Вика к тому моменту сдвинула время занятий, и перед Федором открылись все комнаты ее квартиры. В обеих комнатах они пробовали учить язык, но получалось с каждым разом все хуже: начинали урок со спряжения неправильных глаголов, а потом доходили до querer12 и внезапно оказывались без ничего прямо друг у друга в объятиях. Вика царапала его и впивалась, кричала и расшатывала мебель – преподаватель старался быть осторожнее в силу понятных обстоятельств. При этом викиного мужа Федор боялся совсем немного: он был уверен, что женщина, организовавшая измену, все предусмотрела, поэтому ни разу не задавал ей лишних вопросов, а просто вставал с кровати или с пола по истечении полутора часов, спокойно застегивался и желал ей buenas noches13. Но так повторялось уже недели три-четыре-пять, и Федора капельку подмывало прояснить происходящее – он хотел совершенно сдружиться с собственной совестью и, наверное, помочь Вике, раз уж жизнь ее с мужем была слишком горькой и безрадостной.
Лев Сергеевич сказал, что если девушка хорошая, то почему бы с ней и не этого того, даром что она ученица или, как теперь называл ее сам Федор, клиентка.
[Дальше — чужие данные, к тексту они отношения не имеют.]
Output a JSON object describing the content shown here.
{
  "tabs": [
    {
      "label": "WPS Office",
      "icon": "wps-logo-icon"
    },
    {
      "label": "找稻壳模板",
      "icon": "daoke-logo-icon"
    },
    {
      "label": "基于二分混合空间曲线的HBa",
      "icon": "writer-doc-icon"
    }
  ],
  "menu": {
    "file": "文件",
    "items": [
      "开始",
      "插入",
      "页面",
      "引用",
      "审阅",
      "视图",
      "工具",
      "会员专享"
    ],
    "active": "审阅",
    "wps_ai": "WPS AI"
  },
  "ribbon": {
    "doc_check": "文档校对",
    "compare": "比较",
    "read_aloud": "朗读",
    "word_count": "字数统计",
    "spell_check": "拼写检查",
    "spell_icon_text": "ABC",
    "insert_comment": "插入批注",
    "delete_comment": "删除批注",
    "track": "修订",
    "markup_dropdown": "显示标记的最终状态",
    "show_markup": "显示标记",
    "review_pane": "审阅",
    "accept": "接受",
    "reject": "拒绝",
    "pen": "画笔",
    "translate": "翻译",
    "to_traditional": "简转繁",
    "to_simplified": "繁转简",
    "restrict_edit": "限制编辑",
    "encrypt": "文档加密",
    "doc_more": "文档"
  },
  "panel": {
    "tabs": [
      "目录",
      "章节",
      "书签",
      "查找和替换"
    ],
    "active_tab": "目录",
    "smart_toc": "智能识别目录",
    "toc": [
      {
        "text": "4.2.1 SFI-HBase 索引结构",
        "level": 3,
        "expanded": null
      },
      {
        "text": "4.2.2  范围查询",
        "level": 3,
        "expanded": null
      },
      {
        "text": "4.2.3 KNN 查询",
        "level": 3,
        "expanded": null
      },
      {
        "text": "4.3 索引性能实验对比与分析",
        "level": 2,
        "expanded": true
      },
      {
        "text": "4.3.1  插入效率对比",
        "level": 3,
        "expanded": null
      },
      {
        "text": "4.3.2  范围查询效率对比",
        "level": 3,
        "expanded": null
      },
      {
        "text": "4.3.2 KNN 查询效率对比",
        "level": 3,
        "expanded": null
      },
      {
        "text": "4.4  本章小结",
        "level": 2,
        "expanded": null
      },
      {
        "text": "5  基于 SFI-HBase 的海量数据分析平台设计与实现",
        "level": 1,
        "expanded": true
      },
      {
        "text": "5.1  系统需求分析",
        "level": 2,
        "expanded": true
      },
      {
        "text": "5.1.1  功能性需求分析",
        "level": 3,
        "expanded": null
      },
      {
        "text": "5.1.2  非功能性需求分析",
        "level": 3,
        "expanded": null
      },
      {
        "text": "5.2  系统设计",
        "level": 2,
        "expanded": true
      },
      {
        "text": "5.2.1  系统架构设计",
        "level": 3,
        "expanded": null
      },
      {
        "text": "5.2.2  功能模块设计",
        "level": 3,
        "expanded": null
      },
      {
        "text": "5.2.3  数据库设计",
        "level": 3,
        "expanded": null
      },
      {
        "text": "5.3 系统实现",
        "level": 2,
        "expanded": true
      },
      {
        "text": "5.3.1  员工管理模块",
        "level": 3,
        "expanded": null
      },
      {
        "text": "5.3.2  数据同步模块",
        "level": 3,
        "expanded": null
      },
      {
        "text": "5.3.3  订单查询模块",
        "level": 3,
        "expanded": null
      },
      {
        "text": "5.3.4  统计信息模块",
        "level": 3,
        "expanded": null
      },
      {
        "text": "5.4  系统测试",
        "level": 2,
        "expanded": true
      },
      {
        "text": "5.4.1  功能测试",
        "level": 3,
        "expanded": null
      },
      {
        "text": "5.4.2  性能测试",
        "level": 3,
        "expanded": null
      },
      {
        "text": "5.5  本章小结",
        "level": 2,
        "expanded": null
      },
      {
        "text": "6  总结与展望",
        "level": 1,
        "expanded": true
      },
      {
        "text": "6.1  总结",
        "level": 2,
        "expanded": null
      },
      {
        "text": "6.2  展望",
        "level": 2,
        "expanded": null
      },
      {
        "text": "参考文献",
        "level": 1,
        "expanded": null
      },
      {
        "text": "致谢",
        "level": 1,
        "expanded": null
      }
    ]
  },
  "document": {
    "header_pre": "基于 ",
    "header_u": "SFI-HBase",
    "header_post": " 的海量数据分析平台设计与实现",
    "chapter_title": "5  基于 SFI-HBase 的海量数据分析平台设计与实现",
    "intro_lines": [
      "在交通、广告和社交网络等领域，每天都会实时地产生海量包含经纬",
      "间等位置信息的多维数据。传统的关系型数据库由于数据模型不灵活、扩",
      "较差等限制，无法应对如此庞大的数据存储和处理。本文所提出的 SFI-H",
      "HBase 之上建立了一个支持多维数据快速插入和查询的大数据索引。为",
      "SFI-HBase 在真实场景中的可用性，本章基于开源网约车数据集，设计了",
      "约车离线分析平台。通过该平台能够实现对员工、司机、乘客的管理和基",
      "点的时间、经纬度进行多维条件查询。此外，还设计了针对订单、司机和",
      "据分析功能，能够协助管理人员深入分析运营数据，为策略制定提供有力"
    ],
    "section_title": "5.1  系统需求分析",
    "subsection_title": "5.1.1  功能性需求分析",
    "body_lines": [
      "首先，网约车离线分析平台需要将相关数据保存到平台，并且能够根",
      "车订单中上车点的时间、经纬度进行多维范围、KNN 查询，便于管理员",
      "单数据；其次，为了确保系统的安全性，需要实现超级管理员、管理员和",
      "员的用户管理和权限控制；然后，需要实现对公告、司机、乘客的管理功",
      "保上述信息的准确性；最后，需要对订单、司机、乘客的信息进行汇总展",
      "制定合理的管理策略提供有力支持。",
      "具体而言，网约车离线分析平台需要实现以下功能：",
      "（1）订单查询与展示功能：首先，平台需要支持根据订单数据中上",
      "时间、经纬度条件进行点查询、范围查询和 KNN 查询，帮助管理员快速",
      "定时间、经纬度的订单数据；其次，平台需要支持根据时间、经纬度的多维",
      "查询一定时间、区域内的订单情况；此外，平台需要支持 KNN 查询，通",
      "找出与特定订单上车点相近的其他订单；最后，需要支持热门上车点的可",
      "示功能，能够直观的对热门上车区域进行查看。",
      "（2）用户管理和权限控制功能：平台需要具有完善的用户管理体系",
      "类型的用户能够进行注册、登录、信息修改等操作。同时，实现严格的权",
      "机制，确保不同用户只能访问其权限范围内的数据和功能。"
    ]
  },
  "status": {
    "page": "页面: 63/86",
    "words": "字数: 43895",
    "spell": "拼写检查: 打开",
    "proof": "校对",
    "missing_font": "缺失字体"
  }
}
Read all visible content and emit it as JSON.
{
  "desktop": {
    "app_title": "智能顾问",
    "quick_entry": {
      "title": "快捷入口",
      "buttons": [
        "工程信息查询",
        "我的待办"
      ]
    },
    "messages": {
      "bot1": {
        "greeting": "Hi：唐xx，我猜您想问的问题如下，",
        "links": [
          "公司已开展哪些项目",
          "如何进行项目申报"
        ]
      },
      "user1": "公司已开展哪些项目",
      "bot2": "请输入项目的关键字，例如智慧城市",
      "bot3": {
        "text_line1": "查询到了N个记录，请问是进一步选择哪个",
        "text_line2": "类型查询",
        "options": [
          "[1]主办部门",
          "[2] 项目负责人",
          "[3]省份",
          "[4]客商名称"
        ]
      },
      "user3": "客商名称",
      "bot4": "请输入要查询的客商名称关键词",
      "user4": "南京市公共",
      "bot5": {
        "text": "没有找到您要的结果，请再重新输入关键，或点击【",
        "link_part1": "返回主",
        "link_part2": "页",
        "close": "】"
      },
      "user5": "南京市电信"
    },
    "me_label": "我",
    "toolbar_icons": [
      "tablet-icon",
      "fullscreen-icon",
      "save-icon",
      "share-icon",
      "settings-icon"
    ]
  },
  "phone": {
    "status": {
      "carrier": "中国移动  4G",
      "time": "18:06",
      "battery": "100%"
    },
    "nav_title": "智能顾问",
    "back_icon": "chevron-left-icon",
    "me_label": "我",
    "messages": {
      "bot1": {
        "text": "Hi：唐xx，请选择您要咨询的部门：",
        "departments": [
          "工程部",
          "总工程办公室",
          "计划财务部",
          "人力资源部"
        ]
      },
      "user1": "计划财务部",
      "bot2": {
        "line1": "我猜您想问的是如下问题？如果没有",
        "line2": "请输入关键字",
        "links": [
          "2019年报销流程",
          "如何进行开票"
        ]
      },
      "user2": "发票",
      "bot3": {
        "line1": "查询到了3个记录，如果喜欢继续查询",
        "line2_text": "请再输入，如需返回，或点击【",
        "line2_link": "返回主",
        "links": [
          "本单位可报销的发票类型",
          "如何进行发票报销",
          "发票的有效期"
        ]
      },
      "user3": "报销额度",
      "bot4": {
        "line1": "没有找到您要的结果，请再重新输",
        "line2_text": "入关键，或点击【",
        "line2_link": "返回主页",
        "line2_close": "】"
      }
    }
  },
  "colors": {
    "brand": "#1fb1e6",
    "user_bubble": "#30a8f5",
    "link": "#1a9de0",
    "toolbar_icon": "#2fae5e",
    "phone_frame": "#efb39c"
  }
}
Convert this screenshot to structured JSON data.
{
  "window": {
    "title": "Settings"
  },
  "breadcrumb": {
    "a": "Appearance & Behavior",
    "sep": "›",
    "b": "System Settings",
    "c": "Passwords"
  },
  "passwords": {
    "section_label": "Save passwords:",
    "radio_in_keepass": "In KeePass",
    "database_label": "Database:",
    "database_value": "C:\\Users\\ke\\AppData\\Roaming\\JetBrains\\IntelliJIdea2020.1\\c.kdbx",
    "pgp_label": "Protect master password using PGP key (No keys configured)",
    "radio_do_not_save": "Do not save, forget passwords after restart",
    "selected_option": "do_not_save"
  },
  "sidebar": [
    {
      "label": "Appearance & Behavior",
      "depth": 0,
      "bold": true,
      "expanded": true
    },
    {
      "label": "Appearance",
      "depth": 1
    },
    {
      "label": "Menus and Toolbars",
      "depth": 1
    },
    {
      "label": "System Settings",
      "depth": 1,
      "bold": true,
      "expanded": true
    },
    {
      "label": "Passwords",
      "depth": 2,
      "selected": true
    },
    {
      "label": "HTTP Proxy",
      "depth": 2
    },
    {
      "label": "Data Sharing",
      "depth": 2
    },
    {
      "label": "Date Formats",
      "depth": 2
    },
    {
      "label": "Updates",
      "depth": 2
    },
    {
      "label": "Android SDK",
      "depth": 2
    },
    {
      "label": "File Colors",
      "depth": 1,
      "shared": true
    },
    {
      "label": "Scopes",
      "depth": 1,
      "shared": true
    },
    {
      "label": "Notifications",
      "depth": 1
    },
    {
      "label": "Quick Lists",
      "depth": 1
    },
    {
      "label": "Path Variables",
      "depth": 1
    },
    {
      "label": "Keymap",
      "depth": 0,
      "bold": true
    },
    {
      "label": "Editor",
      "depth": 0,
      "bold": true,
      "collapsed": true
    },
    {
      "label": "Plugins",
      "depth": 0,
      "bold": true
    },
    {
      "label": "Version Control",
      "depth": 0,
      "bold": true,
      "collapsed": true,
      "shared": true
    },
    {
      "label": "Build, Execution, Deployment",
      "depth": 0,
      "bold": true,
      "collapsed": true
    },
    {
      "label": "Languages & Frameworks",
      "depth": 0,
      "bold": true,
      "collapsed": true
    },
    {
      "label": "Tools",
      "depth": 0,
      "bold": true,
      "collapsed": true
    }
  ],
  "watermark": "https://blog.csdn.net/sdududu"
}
Федор охотно согласился и покинул философа с улыбкой на лице, которая, правда, оказалась легко смывающейся. Про мужа Вики Федор почему-то не упомянул, так что совет Льва Сергеевича можно было утилизировать сразу по выходе из подъезда. Только мусорки там не оказалось, так что Федор понес это мыслезаключение дальше, высасывая из него последние сахарные крупицы беззаботной, неразборчивой и невдумчивой любви.
12.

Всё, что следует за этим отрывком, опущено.